Throw in most of the state's top talent going head-to-head, some collegiate wrestlers like four-time Arizona champions Kyle DeBerry and Luke Goettl and it's a career-changing type of intensity.
It was the scene this past week at Arizona State's Riches Wrestling Complex as the Arizona USA Cadet/Junior National team prepared for the national championship in Fargo, N.D.
"If you want to get better this is where you need to be," Mesa Mountain View coach Bob Callison said. "We have state champions from different schools working with each other and state placers who are trying to become state champions. There are JV kids trying to make varsity getting better by facing some of the state's best wrestlers.
"If you are not part of this you are probably taking a step back because these kids are getting better just by being in this room."
They've come together for the common goal of representing the state at the ASICS/Vaughan Junior/Cadet National Championships for freestyle and Greco Roman disciplines.
It gets started a week from today with the Greco tournaments and ends July 23 with the freestyle finals.
A total of 65 boys - and three girls - from around the state have qualified, including 34 from the East Valley, in one discipline or both.
They range from past double All-Americans like Desert Vista's Alex Bambic to accomplished first-timers like Highland state champion Curt Done to less established competitors like Mountain View's Logan Cole, who was a JV wrestler last season for the Toros.

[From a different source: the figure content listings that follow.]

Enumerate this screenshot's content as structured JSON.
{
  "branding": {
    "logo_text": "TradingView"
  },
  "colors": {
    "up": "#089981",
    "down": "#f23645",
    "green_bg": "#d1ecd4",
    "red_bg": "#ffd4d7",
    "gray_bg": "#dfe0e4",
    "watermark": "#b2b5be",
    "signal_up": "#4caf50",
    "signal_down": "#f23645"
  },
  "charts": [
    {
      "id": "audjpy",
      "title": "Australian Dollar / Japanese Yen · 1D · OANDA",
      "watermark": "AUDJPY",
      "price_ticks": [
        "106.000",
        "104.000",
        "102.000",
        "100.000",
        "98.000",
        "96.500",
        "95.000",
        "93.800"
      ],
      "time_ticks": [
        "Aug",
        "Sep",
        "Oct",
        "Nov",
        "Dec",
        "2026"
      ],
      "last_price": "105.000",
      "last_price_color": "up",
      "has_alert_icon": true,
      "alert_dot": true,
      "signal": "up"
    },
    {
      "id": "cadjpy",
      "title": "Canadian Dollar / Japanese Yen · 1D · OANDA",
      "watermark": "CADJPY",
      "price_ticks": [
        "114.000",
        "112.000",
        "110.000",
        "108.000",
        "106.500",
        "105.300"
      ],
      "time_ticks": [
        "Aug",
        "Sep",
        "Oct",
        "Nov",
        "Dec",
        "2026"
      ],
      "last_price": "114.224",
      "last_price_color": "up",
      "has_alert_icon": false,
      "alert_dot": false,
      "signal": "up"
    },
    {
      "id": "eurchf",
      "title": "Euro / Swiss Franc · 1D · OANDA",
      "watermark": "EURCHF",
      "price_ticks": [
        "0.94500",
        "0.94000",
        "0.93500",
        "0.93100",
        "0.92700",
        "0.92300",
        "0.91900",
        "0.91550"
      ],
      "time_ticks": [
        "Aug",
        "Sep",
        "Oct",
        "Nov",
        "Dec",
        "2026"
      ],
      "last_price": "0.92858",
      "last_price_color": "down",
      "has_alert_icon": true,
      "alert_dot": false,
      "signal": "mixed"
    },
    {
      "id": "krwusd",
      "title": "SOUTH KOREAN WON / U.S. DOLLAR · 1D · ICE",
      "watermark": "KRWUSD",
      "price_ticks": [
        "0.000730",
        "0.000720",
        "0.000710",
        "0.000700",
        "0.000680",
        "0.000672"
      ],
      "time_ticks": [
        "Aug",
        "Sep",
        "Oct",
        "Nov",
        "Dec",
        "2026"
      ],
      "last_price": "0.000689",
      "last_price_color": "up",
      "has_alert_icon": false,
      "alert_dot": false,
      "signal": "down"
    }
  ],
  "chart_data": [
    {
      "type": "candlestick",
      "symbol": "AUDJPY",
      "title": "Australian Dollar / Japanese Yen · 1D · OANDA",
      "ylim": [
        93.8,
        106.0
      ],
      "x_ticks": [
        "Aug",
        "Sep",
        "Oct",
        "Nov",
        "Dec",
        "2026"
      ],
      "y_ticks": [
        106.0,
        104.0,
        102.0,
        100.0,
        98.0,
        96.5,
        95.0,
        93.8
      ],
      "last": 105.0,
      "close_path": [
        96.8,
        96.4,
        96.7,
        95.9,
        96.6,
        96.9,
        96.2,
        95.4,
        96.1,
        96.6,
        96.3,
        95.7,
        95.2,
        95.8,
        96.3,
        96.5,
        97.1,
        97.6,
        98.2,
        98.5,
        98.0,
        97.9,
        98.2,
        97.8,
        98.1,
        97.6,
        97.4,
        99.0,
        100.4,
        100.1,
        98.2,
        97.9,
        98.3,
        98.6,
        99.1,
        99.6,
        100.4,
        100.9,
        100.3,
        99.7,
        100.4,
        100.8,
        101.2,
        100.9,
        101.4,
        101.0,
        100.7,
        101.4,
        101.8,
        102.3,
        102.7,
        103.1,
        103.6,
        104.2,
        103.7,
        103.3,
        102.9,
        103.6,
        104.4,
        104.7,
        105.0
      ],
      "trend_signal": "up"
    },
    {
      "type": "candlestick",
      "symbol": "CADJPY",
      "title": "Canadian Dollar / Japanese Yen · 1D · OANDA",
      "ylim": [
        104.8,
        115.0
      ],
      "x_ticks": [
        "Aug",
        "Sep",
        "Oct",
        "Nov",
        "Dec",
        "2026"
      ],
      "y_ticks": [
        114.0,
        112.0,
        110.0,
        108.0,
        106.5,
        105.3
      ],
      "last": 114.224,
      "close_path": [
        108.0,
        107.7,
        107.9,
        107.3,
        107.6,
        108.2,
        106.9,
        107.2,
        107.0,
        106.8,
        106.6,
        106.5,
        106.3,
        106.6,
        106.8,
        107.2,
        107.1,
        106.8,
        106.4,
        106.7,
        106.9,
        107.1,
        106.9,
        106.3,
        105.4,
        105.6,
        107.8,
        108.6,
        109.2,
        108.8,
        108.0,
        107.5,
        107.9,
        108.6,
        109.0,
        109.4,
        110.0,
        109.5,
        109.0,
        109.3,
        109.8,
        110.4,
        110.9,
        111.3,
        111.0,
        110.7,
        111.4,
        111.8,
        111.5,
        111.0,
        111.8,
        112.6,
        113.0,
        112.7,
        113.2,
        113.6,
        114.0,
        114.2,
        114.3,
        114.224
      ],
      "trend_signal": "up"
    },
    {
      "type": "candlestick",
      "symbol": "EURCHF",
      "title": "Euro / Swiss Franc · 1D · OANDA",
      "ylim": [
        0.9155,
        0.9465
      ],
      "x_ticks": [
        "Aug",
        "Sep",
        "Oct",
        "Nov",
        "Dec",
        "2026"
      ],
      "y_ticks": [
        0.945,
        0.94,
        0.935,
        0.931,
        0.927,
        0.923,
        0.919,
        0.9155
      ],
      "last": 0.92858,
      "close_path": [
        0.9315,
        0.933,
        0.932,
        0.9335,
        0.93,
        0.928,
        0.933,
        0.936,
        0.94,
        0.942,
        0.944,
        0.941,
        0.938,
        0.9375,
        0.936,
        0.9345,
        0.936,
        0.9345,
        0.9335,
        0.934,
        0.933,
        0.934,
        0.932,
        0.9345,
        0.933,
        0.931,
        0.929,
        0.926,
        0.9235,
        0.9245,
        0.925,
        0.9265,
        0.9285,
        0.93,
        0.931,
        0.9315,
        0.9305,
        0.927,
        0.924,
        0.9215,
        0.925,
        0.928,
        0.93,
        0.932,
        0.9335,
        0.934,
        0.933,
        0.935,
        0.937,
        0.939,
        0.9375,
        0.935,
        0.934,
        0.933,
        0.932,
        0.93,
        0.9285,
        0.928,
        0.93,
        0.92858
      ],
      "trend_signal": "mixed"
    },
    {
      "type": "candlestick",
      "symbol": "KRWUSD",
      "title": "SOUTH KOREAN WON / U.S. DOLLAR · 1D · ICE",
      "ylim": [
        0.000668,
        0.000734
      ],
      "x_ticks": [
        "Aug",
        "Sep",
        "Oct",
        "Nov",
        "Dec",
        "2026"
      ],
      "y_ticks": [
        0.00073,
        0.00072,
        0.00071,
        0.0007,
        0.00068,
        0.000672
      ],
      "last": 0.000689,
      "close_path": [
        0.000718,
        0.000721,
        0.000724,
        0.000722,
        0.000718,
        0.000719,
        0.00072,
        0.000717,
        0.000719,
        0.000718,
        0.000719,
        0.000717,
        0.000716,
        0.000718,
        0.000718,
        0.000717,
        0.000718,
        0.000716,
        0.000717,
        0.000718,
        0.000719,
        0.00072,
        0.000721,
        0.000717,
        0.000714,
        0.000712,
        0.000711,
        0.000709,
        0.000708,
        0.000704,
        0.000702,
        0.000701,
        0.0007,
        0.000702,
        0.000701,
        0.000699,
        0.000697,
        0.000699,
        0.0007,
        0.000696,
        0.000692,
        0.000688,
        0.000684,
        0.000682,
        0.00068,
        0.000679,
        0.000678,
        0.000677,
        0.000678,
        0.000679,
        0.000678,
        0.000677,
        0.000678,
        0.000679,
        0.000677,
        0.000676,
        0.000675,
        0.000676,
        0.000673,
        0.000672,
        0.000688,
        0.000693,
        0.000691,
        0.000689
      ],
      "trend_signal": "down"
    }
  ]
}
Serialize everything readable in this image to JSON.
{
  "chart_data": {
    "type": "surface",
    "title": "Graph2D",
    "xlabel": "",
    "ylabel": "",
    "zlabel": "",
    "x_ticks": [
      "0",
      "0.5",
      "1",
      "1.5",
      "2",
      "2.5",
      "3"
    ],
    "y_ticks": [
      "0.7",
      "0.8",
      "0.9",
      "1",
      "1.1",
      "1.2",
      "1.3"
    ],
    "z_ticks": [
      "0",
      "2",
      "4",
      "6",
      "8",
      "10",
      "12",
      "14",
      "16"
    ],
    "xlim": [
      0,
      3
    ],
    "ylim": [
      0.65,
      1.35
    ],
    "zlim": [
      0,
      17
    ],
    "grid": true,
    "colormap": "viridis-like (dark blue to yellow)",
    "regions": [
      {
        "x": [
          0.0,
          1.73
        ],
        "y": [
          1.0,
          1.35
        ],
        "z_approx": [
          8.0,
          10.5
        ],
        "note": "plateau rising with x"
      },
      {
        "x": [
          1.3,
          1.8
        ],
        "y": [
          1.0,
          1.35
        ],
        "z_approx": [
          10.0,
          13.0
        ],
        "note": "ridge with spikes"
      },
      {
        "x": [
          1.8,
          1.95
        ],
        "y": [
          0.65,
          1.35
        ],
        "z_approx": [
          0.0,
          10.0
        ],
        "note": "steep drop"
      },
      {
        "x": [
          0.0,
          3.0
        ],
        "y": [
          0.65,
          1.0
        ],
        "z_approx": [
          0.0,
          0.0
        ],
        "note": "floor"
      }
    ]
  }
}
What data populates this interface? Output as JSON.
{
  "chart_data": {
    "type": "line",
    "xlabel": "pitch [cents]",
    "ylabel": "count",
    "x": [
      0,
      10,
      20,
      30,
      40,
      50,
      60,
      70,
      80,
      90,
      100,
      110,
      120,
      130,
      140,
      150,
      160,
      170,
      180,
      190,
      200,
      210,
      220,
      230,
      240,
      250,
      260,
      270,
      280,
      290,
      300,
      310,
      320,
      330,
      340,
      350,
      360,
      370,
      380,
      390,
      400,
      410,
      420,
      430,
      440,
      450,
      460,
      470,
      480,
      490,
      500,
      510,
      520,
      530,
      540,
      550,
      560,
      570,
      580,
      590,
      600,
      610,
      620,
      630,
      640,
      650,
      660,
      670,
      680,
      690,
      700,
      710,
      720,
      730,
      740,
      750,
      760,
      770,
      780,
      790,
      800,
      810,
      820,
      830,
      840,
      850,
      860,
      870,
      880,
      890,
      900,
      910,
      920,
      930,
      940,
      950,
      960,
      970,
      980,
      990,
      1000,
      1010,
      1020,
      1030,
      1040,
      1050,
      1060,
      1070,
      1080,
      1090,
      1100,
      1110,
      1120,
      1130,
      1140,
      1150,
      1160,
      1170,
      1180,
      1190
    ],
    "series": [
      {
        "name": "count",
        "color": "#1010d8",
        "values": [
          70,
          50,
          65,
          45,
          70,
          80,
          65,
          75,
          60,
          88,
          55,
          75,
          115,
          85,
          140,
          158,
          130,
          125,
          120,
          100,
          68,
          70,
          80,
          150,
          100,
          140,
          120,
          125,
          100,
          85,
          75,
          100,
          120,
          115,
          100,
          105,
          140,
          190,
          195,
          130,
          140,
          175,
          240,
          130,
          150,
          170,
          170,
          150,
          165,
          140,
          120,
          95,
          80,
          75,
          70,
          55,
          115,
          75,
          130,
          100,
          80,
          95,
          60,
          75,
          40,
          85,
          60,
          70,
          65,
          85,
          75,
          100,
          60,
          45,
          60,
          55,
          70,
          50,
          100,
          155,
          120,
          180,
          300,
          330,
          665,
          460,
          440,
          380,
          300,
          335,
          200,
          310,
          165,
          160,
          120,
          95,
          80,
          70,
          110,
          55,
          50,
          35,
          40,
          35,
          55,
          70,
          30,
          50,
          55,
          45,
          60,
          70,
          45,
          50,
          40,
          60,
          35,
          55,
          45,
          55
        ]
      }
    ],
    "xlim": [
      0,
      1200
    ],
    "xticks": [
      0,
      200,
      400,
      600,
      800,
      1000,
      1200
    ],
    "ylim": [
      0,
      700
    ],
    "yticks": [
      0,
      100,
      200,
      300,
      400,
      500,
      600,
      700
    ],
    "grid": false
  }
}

"(Cole) might have trouble making our lineup again because we are loaded around his weight class (135 pounds) but he is showing how much he wants it by being here and competing against the best in the state," Callison said. "This experience is only going to make him better."
Another wrestler trying to make a similar step is Desert Vista's Jimi Dixie.
He won 27 matches on the season and qualified for the Division I state tournament at 189 but went 0-2 to walk away disappointed after his junior year.
"I realized if I wanted to get better, accomplish what I want to next year, that I had to put in more work," said Dixie, who also plays football. "I couldn't just show up next year and expect to be a state placer. I had to work harder than I have ever before."
Done is taking a similar approach, but has a much better skills set to work from. The Highland junior finished sixth in the state as a freshman and won the Division I title last year at 130 pounds and finished 34-2.
As a returning state champion, Done knows he is going to be targeted this school year by everyone he comes across.
He had never wrestled any style other than folkstyle (high school rules) before so it has been a bit of challenge as he got outside of his comfort zone.
"It was tough at first, but I like it," he said. "I don't know what to expect in Fargo, but I hear it is tough. Everyone comes from around the nation and sees who comes out on top."
Mesa Mountain View junior Seth Monty will be making his second appearance in Fargo after just missing placing last year in Greco, but didn't fare as well in freestyle.
After coming back without a medal in either discipline, it really tweaked Monty, who finished fourth as freshman at state, and changed his approach to the way he worked.
"I didn't want to let a day go by without getting better," he said. "I was going against kids from around the country and I didn't do as well as I wanted."
A few months later, Monty won the Division I 140-pound state title to show how much he improved in that little amount of time.
"He came back (from Fargo) with a different attitude," Callison said. "He really took the experience and turned it into a positive."
This summer Monty spent time competing against college level opponents in his birth state of Michigan to make sure there won't be any let up.
"Sometimes I hop on YouTube and watch all of the great wrestlers," he said. "That's who I want to become. Wrestling in Michigan definitely humbled me, but it made me look at things differently. I could see what I was weak at because that's where they were attacking me. I know what I need to work on to eliminate it."
It's the way a quality practice room works - work hard, take a pounding, learn from it and apply that experience to the next competition.
"When you look around the room and see who is here you know we are getting better as a whole," Callison said. "Hopefully we prove that in Fargo."